With Age Comes Experience

Brian J. Sullivan

With age comes experience; at least I would hope. For instance, I've learned to poke a sweet potato several times before I put it into the microwave oven. It’s a small thing, but forget to do it and you will be picking orange shrapnel from the inside of your microwave oven. Now if I could only remember to do it, I'd be all set!

Another advantage of age is I can wear the same size clothes I've been wearing for the last 25–30 years; even though styles have changed, I have not. But it’s the little things that make the difference.

As I get older, I grow more skeptical unless I see or hear something myself. I basically trust people and believe what I am told. When I drive my car I assume that the speedometer is accurate and in fact I am driving the stated speed showing on the speedometer.

When I cut a mat board and use a ruler to measure the window size, I again assume it is correct and simply cut the mat. Then something happened that changed me for life. I saw an exhibition with three rulers all measuring three feet. The problem was each one of them was a different length! It forever changed my beliefs, perceptions, and trust. What is real and what is not? I could see all three rulers but how do I know which one is in fact accurate, if any? Or for that matter, what is the standard of measurement used to compare and calibrate all the other rulers? Is it objective or subjective?

Art fairs and ratings are like rulers. I can read all the information from the fair promoter, the rating books, the reviewers, and that from fellow artist. In addition, I may have been personally at many of the fairs. But the more I think I know, the less I find I really know. Each person's perceptions and experiences are different, even if they are right next to us at an art fair.

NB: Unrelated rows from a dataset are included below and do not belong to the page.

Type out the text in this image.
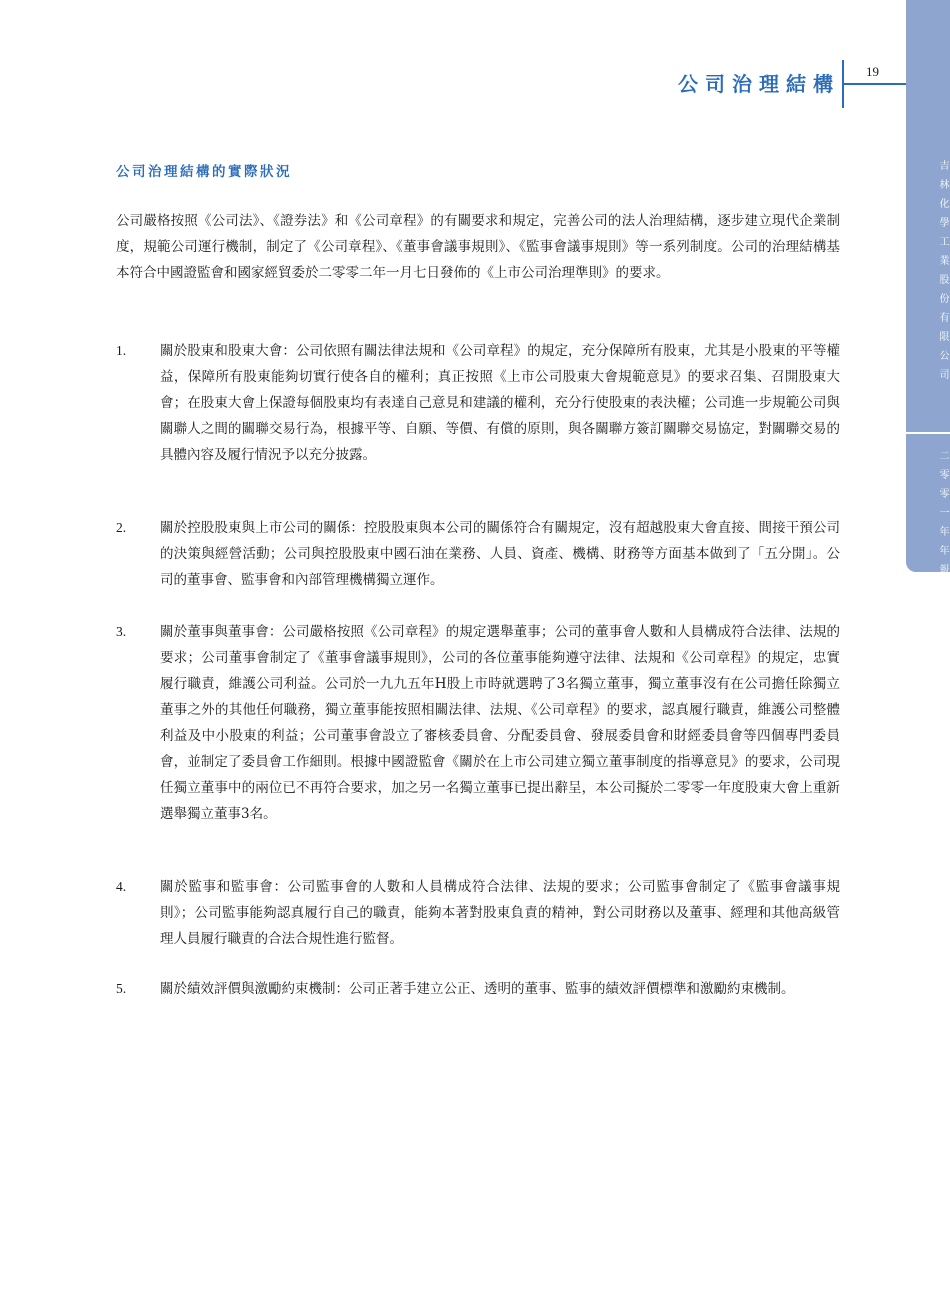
吉林化學工業股份有限公司
二零零一年年報
19
公司治理結構
公司治理結構的實際狀況

公司嚴格按照《公司法》、《證券法》和《公司章程》的有關要求和規定，完善公司的法人治理結構，逐步建立現代企業制度，規範公司運行機制，制定了《公司章程》、《董事會議事規則》、《監事會議事規則》等一系列制度。公司的治理結構基本符合中國證監會和國家經貿委於二零零二年一月七日發佈的《上市公司治理準則》的要求。

1.	關於股東和股東大會：公司依照有關法律法規和《公司章程》的規定，充分保障所有股東，尤其是小股東的平等權益，保障所有股東能夠切實行使各自的權利；真正按照《上市公司股東大會規範意見》的要求召集、召開股東大會；在股東大會上保證每個股東均有表達自己意見和建議的權利，充分行使股東的表決權；公司進一步規範公司與關聯人之間的關聯交易行為，根據平等、自願、等價、有償的原則，與各關聯方簽訂關聯交易協定，對關聯交易的具體內容及履行情況予以充分披露。
2.	關於控股股東與上市公司的關係：控股股東與本公司的關係符合有關規定，沒有超越股東大會直接、間接干預公司的決策與經營活動；公司與控股股東中國石油在業務、人員、資產、機構、財務等方面基本做到了「五分開」。公司的董事會、監事會和內部管理機構獨立運作。
3.	關於董事與董事會：公司嚴格按照《公司章程》的規定選舉董事；公司的董事會人數和人員構成符合法律、法規的要求；公司董事會制定了《董事會議事規則》，公司的各位董事能夠遵守法律、法規和《公司章程》的規定，忠實履行職責，維護公司利益。公司於一九九五年H股上市時就選聘了3名獨立董事，獨立董事沒有在公司擔任除獨立董事之外的其他任何職務，獨立董事能按照相關法律、法規、《公司章程》的要求，認真履行職責，維護公司整體利益及中小股東的利益；公司董事會設立了審核委員會、分配委員會、發展委員會和財經委員會等四個專門委員會，並制定了委員會工作細則。根據中國證監會《關於在上市公司建立獨立董事制度的指導意見》的要求，公司現任獨立董事中的兩位已不再符合要求，加之另一名獨立董事已提出辭呈，本公司擬於二零零一年度股東大會上重新選舉獨立董事3名。
4.	關於監事和監事會：公司監事會的人數和人員構成符合法律、法規的要求；公司監事會制定了《監事會議事規則》；公司監事能夠認真履行自己的職責，能夠本著對股東負責的精神，對公司財務以及董事、經理和其他高級管理人員履行職責的合法合規性進行監督。
5.	關於績效評價與激勵約束機制：公司正著手建立公正、透明的董事、監事的績效評價標準和激勵約束機制。
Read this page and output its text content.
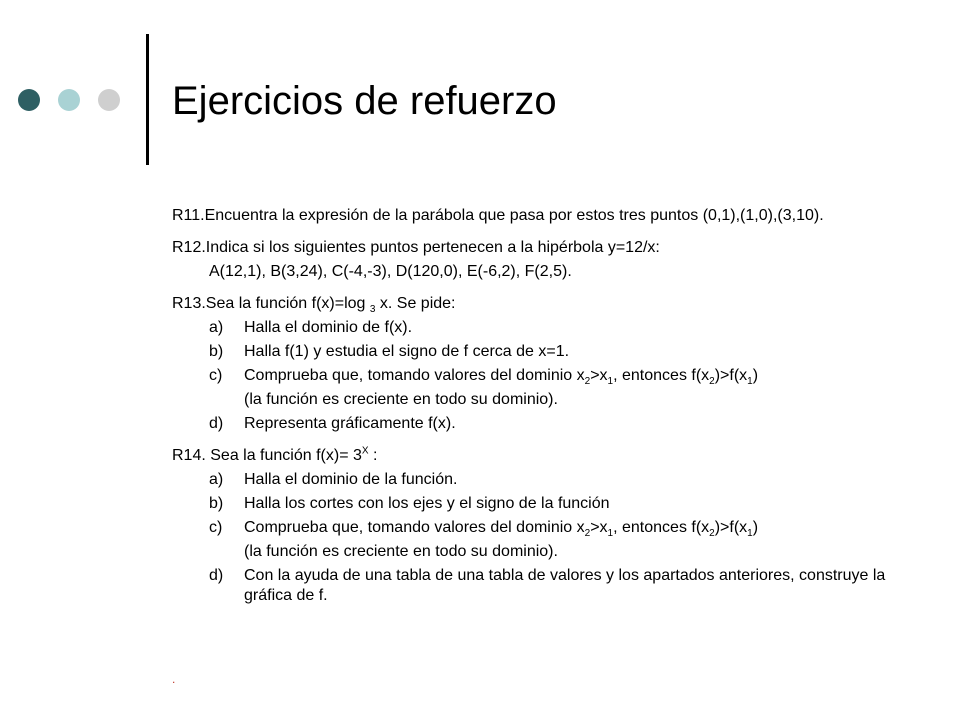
Ejercicios de refuerzo
R11.Encuentra la expresión de la parábola que pasa por estos tres puntos (0,1),(1,0),(3,10).
R12.Indica si los siguientes puntos pertenecen a la hipérbola y=12/x:
A(12,1), B(3,24), C(-4,-3), D(120,0), E(-6,2), F(2,5).
R13.Sea la función f(x)=log $_3$ x. Se pide:
a) Halla el dominio de f(x).
b) Halla f(1) y estudia el signo de f cerca de x=1.
c) Comprueba que, tomando valores del dominio $x_2>x_1$, entonces $f(x_2)>f(x_1)$
(la función es creciente en todo su dominio).
d) Representa gráficamente f(x).
R14. Sea la función $f(x)= 3^X$ :
a) Halla el dominio de la función.
b) Halla los cortes con los ejes y el signo de la función
c) Comprueba que, tomando valores del dominio $x_2>x_1$, entonces $f(x_2)>f(x_1)$
(la función es creciente en todo su dominio).
d) Con la ayuda de una tabla de una tabla de valores y los apartados anteriores, construye la gráfica de f.
.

Sometimes I feel like I'm back at the three ruler exhibition, more confused and not knowing what to believe anymore. Maybe you have been to some of these shows. Your friends may be selling their work like hot cakes and you can't make dinner money. The promoter says one thing but you experience something totally different.

Damn that three ruler exhibition! If it was not for it, I would simply believe that when a fair promoter says attendance is 600,000 I would believe it. Or what about art fairs which are unofficially "closed" to new artists, but they continue to promote and accept artists' $35 application fee year after year knowing there are no spaces available.

Now I question everything. As for three foot rulers, I use them to hold my tomato plants up. I poke my potatoes before I put them in the microwave oven, and my 60s outfits are back in style.